Es verdad que la contemplación escatológica de nuestras propias deposiciones tiene un inconfesable atractivo del que me ocupé largo y tendido en mi ensayo Memorias de un retrete y otros escritos cochinos cuyo poder hipnótico nos obliga a revisar una vez sí, otra también, el papel higiénico a modo de despedida al dar la descarga, actitud que nos sería de mayor provecho antes de depositar nuestra papeleta en la urna funeraria de la democracia. Por ello, nuestras madres, al tanto del cariño que los niños mostramos por nuestras heces, para evitar que las dejemos ahí de recuerdo, en una fase anal retentiva exteriorizada de la que no habla Freud, no dudan en gritarnos desde cualquier rincón de la casa eso de ¡dale a la descarga!

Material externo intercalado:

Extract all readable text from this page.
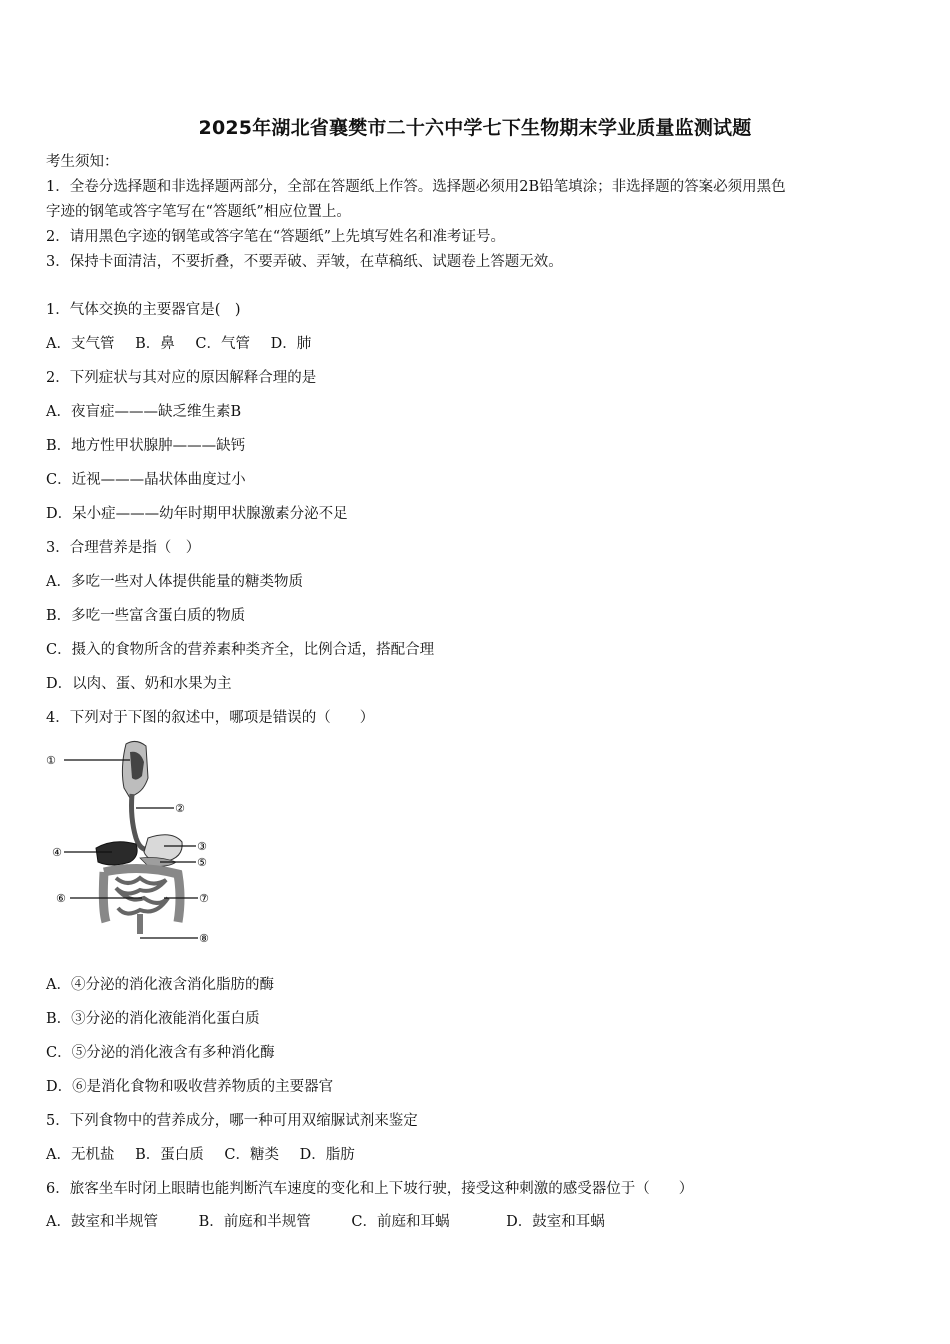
2025年湖北省襄樊市二十六中学七下生物期末学业质量监测试题
考生须知：
1．全卷分选择题和非选择题两部分，全部在答题纸上作答。选择题必须用2B铅笔填涂；非选择题的答案必须用黑色
字迹的钢笔或答字笔写在“答题纸”相应位置上。
2．请用黑色字迹的钢笔或答字笔在“答题纸”上先填写姓名和准考证号。
3．保持卡面清洁，不要折叠，不要弄破、弄皱，在草稿纸、试题卷上答题无效。
1．气体交换的主要器官是(　)
A．支气管 B．鼻 C．气管 D．肺
2．下列症状与其对应的原因解释合理的是
A．夜盲症———缺乏维生素B
B．地方性甲状腺肿———缺钙
C．近视———晶状体曲度过小
D．呆小症———幼年时期甲状腺激素分泌不足
3．合理营养是指（　）
A．多吃一些对人体提供能量的糖类物质
B．多吃一些富含蛋白质的物质
C．摄入的食物所含的营养素种类齐全，比例合适，搭配合理
D．以肉、蛋、奶和水果为主
4．下列对于下图的叙述中，哪项是错误的（　　）
①
②
③
④
⑤
⑥	⑦
⑧
A．④分泌的消化液含消化脂肪的酶
B．③分泌的消化液能消化蛋白质
C．⑤分泌的消化液含有多种消化酶
D．⑥是消化食物和吸收营养物质的主要器官
5．下列食物中的营养成分，哪一种可用双缩脲试剂来鉴定
A．无机盐 B．蛋白质 C．糖类 D．脂肪
6．旅客坐车时闭上眼睛也能判断汽车速度的变化和上下坡行驶，接受这种刺激的感受器位于（　　）
A．鼓室和半规管	B．前庭和半规管	C．前庭和耳蜗	D．鼓室和耳蜗
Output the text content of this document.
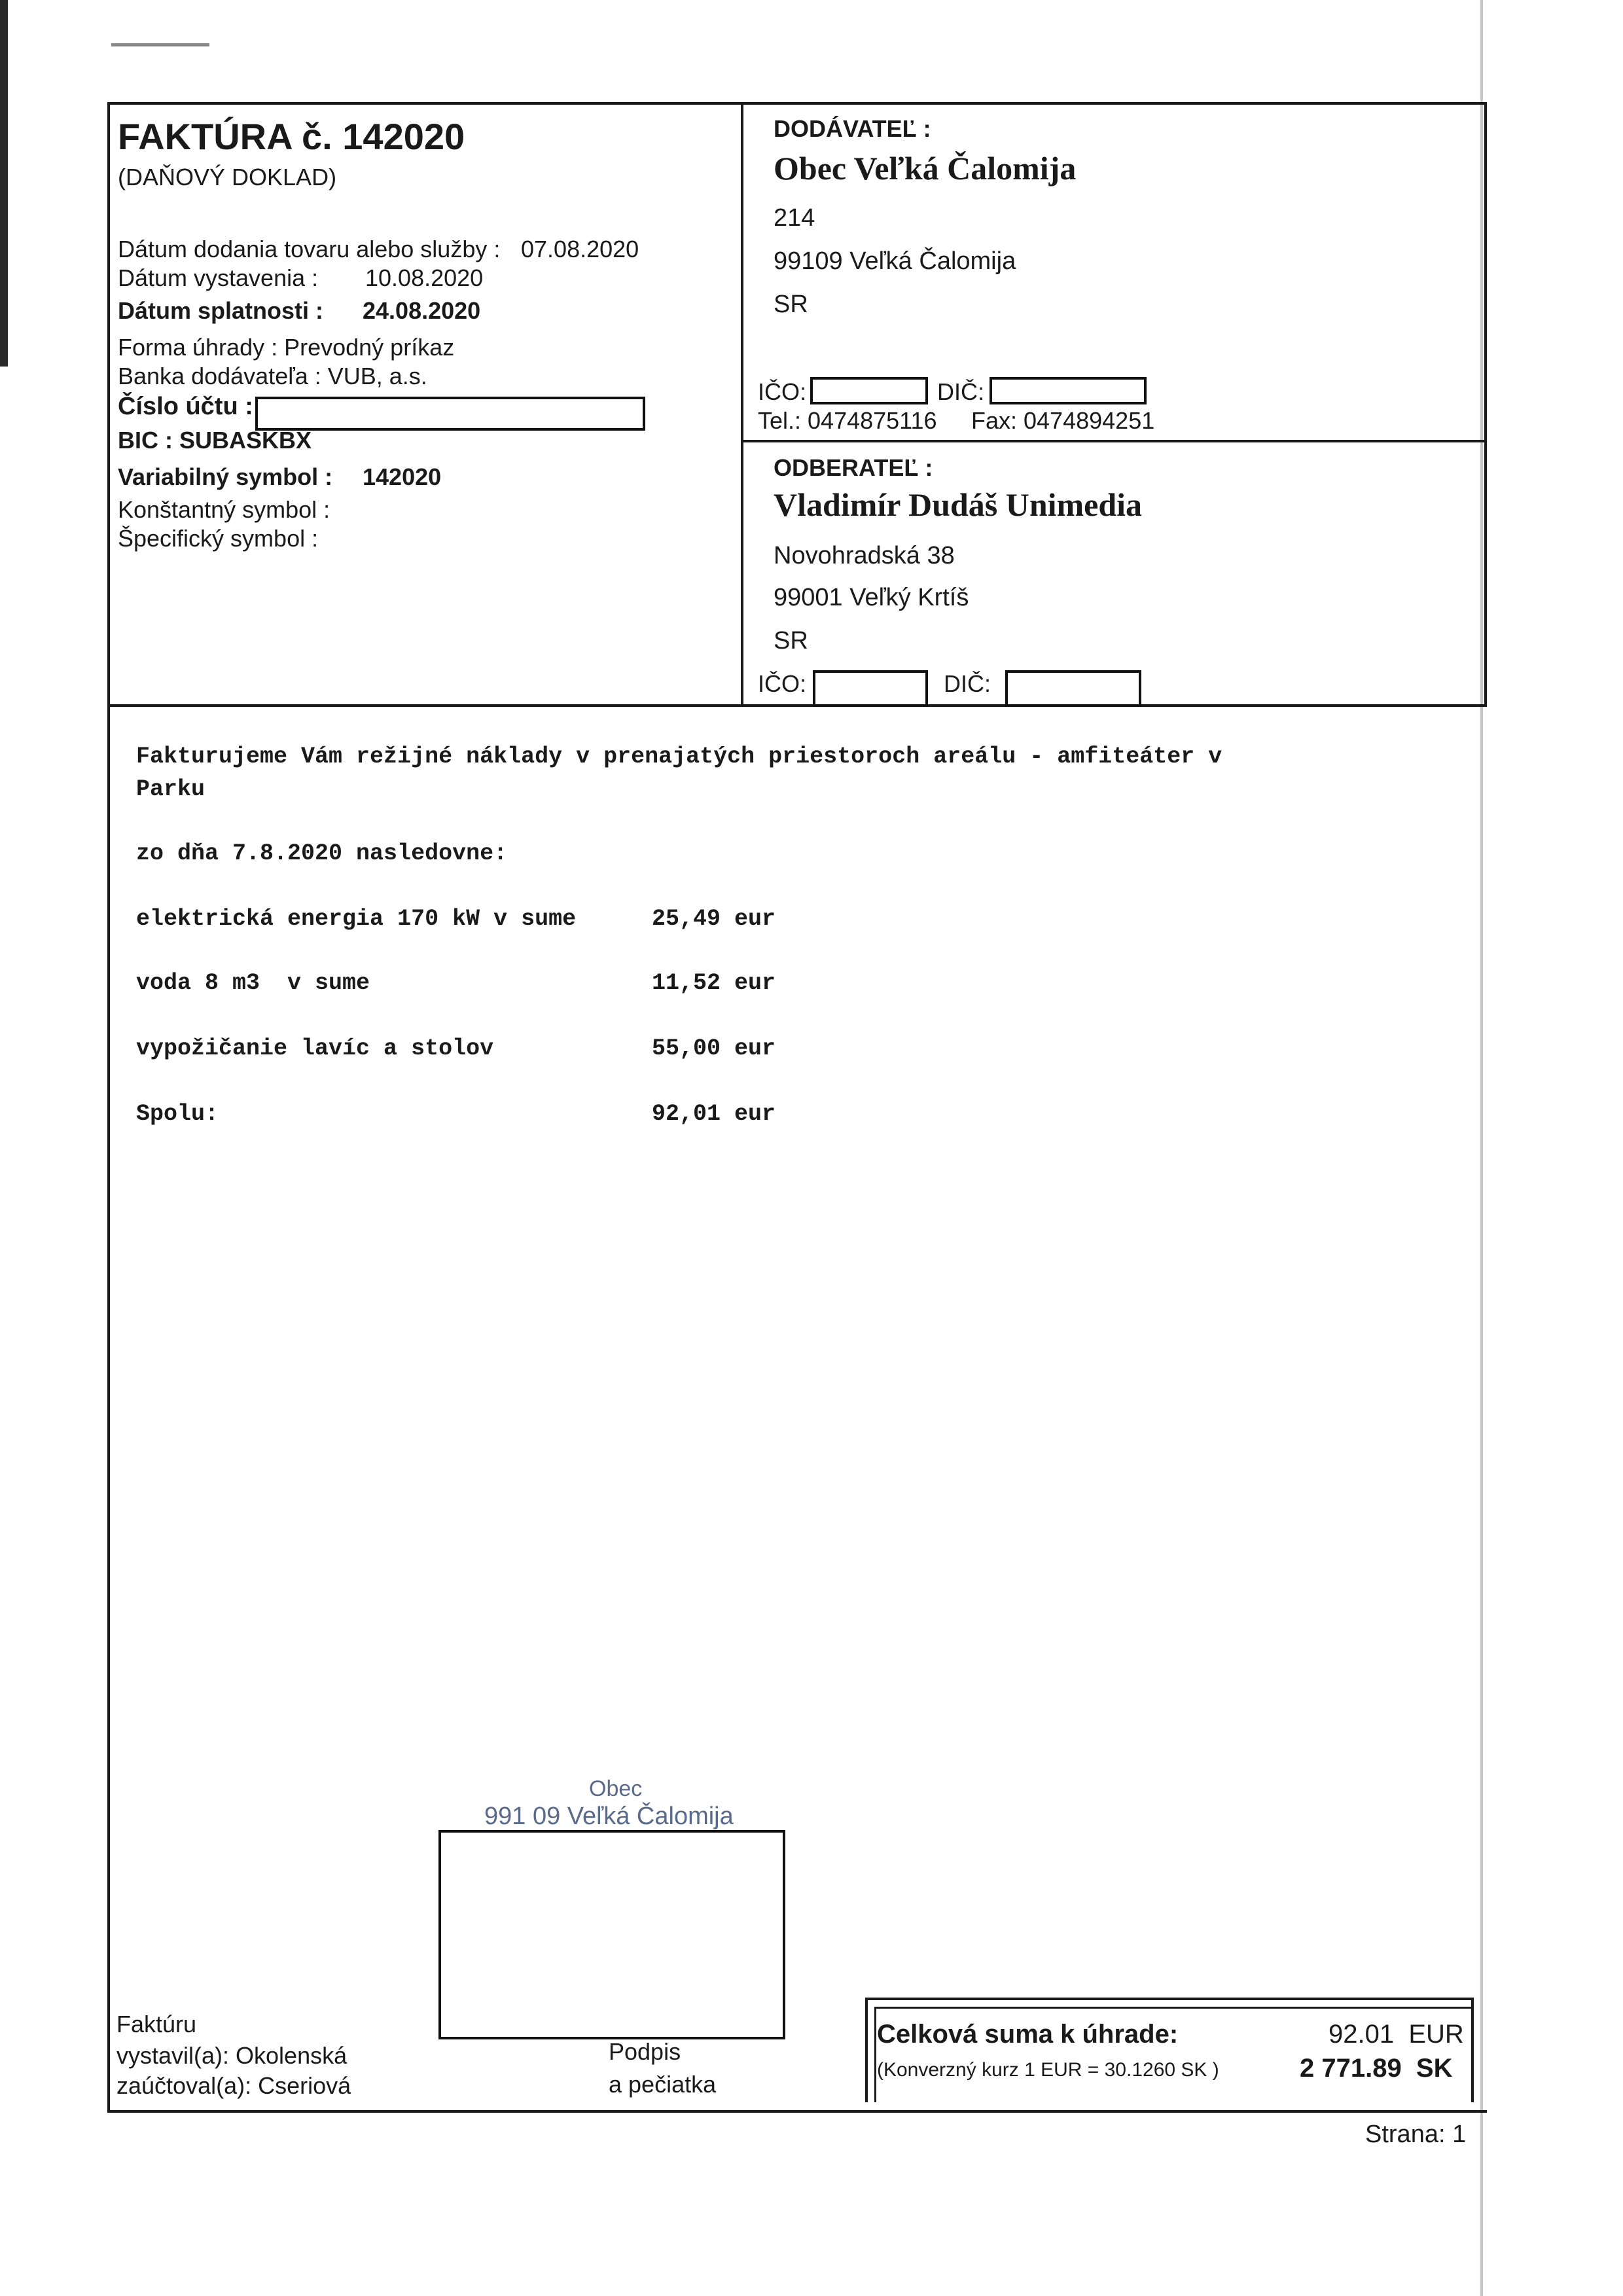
FAKTÚRA č. 142020
(DAŇOVÝ DOKLAD)
Dátum dodania tovaru alebo služby : 07.08.2020
Dátum vystavenia : 10.08.2020
Dátum splatnosti : 24.08.2020
Forma úhrady : Prevodný príkaz
Banka dodávateľa : VUB, a.s.
Číslo účtu :
BIC : SUBASKBX
Variabilný symbol : 142020
Konštantný symbol :
Špecifický symbol :
DODÁVATEĽ :
Obec Veľká Čalomija
214
99109 Veľká Čalomija
SR
IČO:	DIČ:
Tel.: 0474875116 Fax: 0474894251
ODBERATEĽ :
Vladimír Dudáš Unimedia
Novohradská 38
99001 Veľký Krtíš
SR
IČO:	DIČ:
Fakturujeme Vám režijné náklady v prenajatých priestoroch areálu - amfiteáter v
Parku
zo dňa 7.8.2020 nasledovne:
elektrická energia 170 kW v sume	25,49 eur
voda 8 m3  v sume	11,52 eur
vypožičanie lavíc a stolov	55,00 eur
Spolu:	92,01 eur
Obec
991 09 Veľká Čalomija
Faktúru
vystavil(a): Okolenská
zaúčtoval(a): Cseriová
Podpis
a pečiatka
Celková suma k úhrade:	92.01  EUR
(Konverzný kurz 1 EUR = 30.1260 SK )	2 771.89  SK
Strana: 1
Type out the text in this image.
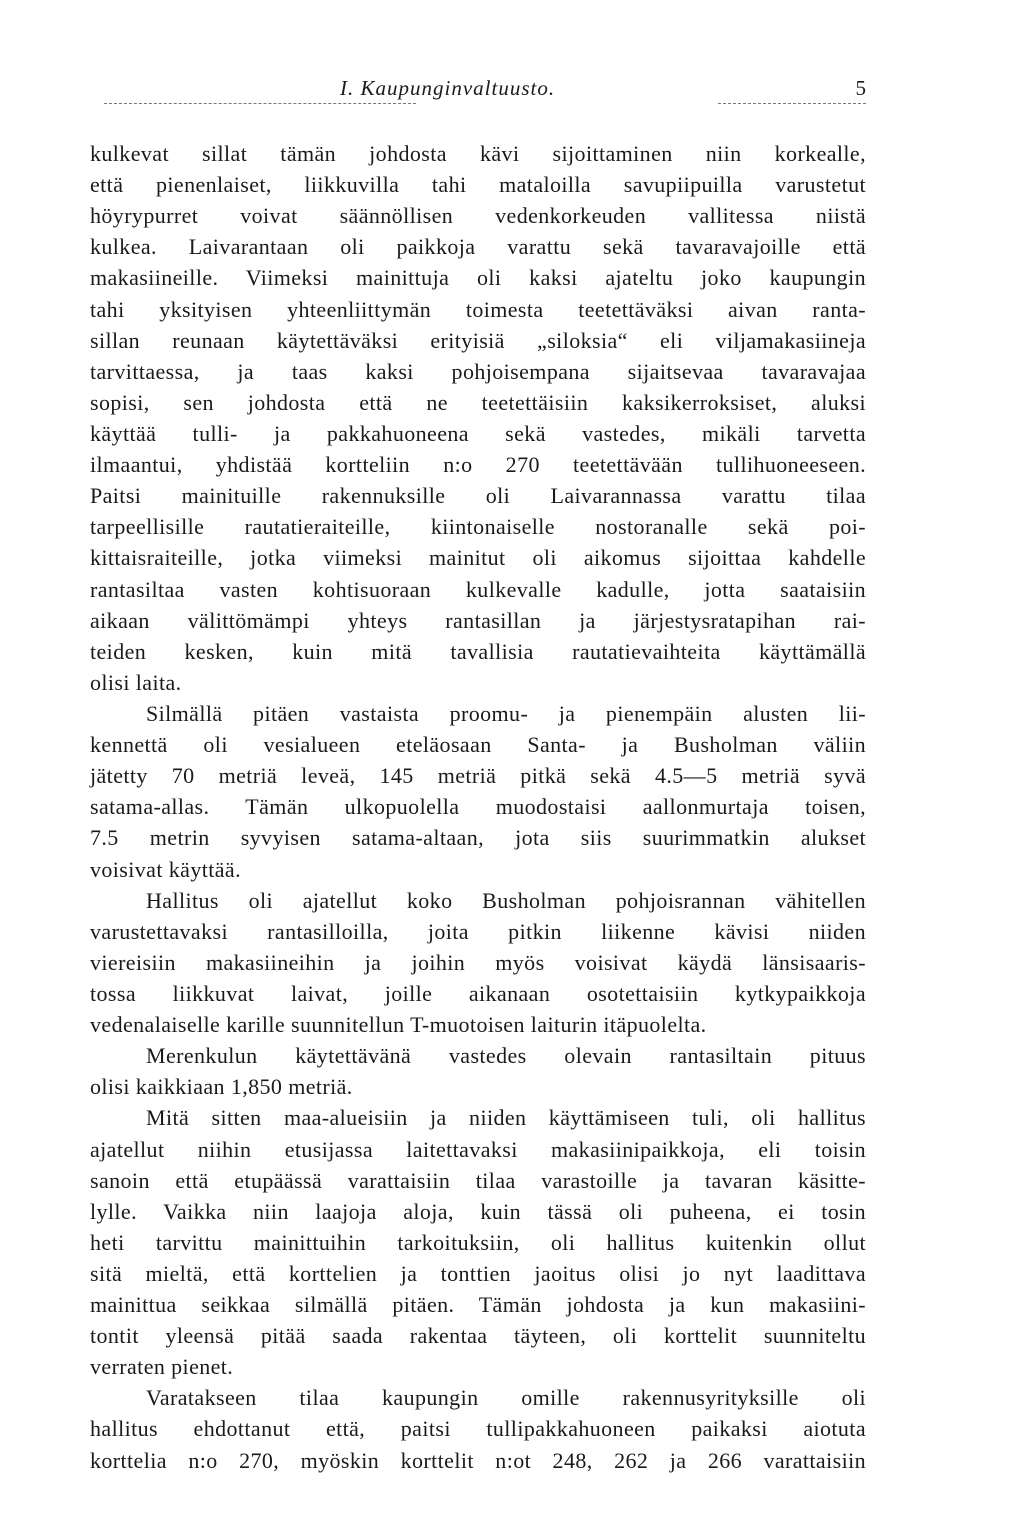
I. Kaupunginvaltuusto.	5
kulkevat sillat tämän johdosta kävi sijoittaminen niin korkealle,
että pienenlaiset, liikkuvilla tahi mataloilla savupiipuilla varustetut
höyrypurret voivat säännöllisen vedenkorkeuden vallitessa niistä
kulkea. Laivarantaan oli paikkoja varattu sekä tavaravajoille että
makasiineille. Viimeksi mainittuja oli kaksi ajateltu joko kaupungin
tahi yksityisen yhteenliittymän toimesta teetettäväksi aivan ranta-
sillan reunaan käytettäväksi erityisiä „siloksia“ eli viljamakasiineja
tarvittaessa, ja taas kaksi pohjoisempana sijaitsevaa tavaravajaa
sopisi, sen johdosta että ne teetettäisiin kaksikerroksiset, aluksi
käyttää tulli- ja pakkahuoneena sekä vastedes, mikäli tarvetta
ilmaantui, yhdistää kortteliin n:o 270 teetettävään tullihuoneeseen.
Paitsi mainituille rakennuksille oli Laivarannassa varattu tilaa
tarpeellisille rautatieraiteille, kiintonaiselle nostoranalle sekä poi-
kittaisraiteille, jotka viimeksi mainitut oli aikomus sijoittaa kahdelle
rantasiltaa vasten kohtisuoraan kulkevalle kadulle, jotta saataisiin
aikaan välittömämpi yhteys rantasillan ja järjestysratapihan rai-
teiden kesken, kuin mitä tavallisia rautatievaihteita käyttämällä
olisi laita.
Silmällä pitäen vastaista proomu- ja pienempäin alusten lii-
kennettä oli vesialueen eteläosaan Santa- ja Busholman väliin
jätetty 70 metriä leveä, 145 metriä pitkä sekä 4.5—5 metriä syvä
satama-allas. Tämän ulkopuolella muodostaisi aallonmurtaja toisen,
7.5 metrin syvyisen satama-altaan, jota siis suurimmatkin alukset
voisivat käyttää.
Hallitus oli ajatellut koko Busholman pohjoisrannan vähitellen
varustettavaksi rantasilloilla, joita pitkin liikenne kävisi niiden
viereisiin makasiineihin ja joihin myös voisivat käydä länsisaaris-
tossa liikkuvat laivat, joille aikanaan osotettaisiin kytkypaikkoja
vedenalaiselle karille suunnitellun T-muotoisen laiturin itäpuolelta.
Merenkulun käytettävänä vastedes olevain rantasiltain pituus
olisi kaikkiaan 1,850 metriä.
Mitä sitten maa-alueisiin ja niiden käyttämiseen tuli, oli hallitus
ajatellut niihin etusijassa laitettavaksi makasiinipaikkoja, eli toisin
sanoin että etupäässä varattaisiin tilaa varastoille ja tavaran käsitte-
lylle. Vaikka niin laajoja aloja, kuin tässä oli puheena, ei tosin
heti tarvittu mainittuihin tarkoituksiin, oli hallitus kuitenkin ollut
sitä mieltä, että korttelien ja tonttien jaoitus olisi jo nyt laadittava
mainittua seikkaa silmällä pitäen. Tämän johdosta ja kun makasiini-
tontit yleensä pitää saada rakentaa täyteen, oli korttelit suunniteltu
verraten pienet.
Varatakseen tilaa kaupungin omille rakennusyrityksille oli
hallitus ehdottanut että, paitsi tullipakkahuoneen paikaksi aiotuta
korttelia n:o 270, myöskin korttelit n:ot 248, 262 ja 266 varattaisiin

Mira por donde, ahora que España entera va de culo, que estamos hechos una caca, que el Estado sufre de descomposición, que todo empieza a oler mal?la M de Cultura González Sinde ha querido impedir que demos a la descarga. ¡Ahora! Cuando más necesaria es. Yo cada vez que veo el Telediario y aparecen González Sinde, ZP, Blanco, Pajín, Rajoy, Llamazares, Duran Lleida y resto de democracia orgánica, no apago la tele y abro un libro como hacía Groucho Marx? Yo voy rápido al cagadero y doy la descarga. Claro que algunos preferirían darle a la bomba.